A retrospective review of rural region's hospitals found that even the discharge time of day could be associated with a greater chance of readmission.
In observed hospital data from a rural region involving patients admitted with pulmonological conditions, investigators found that readmission was 2.9% more likely for every day the patient spent in the hospital.
The retrospective review, to be presented at the 2018 CHEST Annual Meeting in San Antonio, TX, targeted the rural Southern Appalachia region due to its above-average rates of hospital readmissions.

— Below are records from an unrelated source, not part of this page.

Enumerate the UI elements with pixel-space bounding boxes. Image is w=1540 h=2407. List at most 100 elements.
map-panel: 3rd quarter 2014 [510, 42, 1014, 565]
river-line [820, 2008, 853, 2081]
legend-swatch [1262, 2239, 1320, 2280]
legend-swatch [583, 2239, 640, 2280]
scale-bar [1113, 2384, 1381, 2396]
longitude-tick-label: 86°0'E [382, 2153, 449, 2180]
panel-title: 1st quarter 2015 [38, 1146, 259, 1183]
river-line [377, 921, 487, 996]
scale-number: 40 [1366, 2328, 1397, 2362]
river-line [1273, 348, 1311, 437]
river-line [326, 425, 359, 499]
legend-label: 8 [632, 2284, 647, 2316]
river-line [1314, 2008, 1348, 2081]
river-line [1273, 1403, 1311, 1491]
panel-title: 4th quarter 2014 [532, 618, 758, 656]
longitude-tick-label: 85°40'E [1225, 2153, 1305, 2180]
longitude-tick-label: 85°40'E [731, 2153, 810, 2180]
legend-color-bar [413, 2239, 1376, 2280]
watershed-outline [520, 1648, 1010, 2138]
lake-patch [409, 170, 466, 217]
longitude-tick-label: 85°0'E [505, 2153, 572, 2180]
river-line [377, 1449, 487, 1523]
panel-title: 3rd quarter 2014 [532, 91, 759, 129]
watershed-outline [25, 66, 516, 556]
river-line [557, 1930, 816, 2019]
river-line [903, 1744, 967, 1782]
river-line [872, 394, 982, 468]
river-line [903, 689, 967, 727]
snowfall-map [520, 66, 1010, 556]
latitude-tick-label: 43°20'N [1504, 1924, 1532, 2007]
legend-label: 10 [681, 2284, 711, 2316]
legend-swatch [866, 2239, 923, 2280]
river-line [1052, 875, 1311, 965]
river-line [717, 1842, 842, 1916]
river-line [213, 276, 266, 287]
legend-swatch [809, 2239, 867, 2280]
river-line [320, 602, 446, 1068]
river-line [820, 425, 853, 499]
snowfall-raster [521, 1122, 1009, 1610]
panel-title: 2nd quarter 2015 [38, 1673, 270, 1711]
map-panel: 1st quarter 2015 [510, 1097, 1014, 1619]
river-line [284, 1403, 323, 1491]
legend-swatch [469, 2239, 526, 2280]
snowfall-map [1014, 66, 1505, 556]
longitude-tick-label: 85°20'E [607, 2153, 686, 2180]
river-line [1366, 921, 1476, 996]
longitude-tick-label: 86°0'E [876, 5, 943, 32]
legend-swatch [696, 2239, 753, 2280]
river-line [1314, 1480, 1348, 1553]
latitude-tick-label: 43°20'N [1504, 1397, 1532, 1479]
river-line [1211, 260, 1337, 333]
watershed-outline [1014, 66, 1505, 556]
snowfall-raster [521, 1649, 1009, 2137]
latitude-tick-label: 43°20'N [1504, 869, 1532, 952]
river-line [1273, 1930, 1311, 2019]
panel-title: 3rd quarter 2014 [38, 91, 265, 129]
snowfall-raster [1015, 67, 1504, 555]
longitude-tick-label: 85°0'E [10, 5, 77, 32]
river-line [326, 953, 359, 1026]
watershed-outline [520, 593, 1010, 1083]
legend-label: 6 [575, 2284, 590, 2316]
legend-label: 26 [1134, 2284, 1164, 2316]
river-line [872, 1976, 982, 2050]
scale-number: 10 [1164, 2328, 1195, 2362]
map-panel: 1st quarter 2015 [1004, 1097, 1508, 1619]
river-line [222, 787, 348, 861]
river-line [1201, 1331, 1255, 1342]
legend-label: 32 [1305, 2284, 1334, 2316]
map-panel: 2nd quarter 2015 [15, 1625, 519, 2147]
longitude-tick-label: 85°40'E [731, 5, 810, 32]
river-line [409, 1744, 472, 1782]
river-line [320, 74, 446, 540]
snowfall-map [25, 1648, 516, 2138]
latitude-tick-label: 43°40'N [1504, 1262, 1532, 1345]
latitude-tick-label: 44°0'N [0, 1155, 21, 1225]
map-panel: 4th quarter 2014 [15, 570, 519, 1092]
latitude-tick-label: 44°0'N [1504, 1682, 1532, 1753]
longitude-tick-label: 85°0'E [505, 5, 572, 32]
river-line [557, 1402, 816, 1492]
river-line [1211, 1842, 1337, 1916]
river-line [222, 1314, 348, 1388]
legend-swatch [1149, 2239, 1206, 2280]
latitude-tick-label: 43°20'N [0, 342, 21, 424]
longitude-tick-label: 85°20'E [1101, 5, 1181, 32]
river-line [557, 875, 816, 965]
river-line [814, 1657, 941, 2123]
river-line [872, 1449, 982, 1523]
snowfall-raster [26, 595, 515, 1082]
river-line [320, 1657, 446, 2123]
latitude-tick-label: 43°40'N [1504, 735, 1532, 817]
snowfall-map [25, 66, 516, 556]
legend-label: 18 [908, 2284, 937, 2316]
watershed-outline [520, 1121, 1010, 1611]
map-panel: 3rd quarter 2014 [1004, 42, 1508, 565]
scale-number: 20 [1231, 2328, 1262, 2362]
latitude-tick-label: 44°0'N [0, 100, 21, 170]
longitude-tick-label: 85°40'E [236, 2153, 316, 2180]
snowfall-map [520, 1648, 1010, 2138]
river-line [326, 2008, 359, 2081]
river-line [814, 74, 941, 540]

The team, led by Christine Moore, DO, of the East Tennessee State University, Quillen College of Medicine, also sought to address the healthcare trend which generally costs hospitals about $26 billion annually. With projects such as the Affordable Care Act’s Hospital Readmission Reduction Program implementing penalties to hospitals with greater readmission rates in patients with targeted diagnoses, it is even more critical for regions such as Southern Appalacachia to assess its flaws in care.
Investigators reviewed 15,500 patients who were admitted at regional hospitals between January 1, 2014 and October 31, 2017. The conducted univariate analyses on independent variables such as length of stay, age, gender, healthcare payor, time and date of discharge, tobacco use, smoking cessation education, medication reconciliation upon discharge, and the presence of co-morbid diagnoses.
Co-morbid diagnoses targeted in analysis included diabetes mellitus (DM), hypertension (HTN), chronic renal failure (CRF), and psychiatric disorders. Using a multiple logistic regression model with backwards elimination, investigators prioritized for a .05 statistical significance.
Based on the regression model, investigators reported that readmission likelihood increased by 2.9% (95% CI: 1.018 — 1.04; P < .0001) for every day of stay. They also reported a significance in discharge time-of-day: patients discharged between 1 am and 1 pm were less likely to be readmitted than those discharged between 1 pm and 1 am (P < .0001). Assessing for the date of readmission was less conclusive—only patients discharged in March (P = .0149) or August (P = .0183) were less likely to be readmitted when compared to patients discharged in January.
Former smokers were more likely to be readmitted than those who never smoked (P = .0002), and patients who were provided smoking cessation education discharge were less likely to be readmitted (P = .0309).
Diagnoses of COPD, DM, HTN, and CRF were all associated with increased readmission likelihood (P < .0001), as did a psychiatric disorder diagnosis (P = .0121).
There was no statistically significant association based on age, gender, or healthcare payor, nor was there any for weekday of discharge or medication reconciliation at initial hospital discharge.
Investigators concluded there were a series of findings to pursue—namely, the increased readmission rate of patients who have smoked, been diagnosed with a comorbidity or psychiatric disorder, have been discharged in the afternoon, or who have an increased length of stay to start.
“Some methods to prevent readmissions are decreasing length of stay, discharging patients before 1300, providing smoking cessation education, and controlling comorbid diagnoses,” Moore said.
The study, “Causes and Preventions of Hospital Readmissions: Comparing National Trends to Rural Southern Appalachia,” will be presented at CHEST 2018.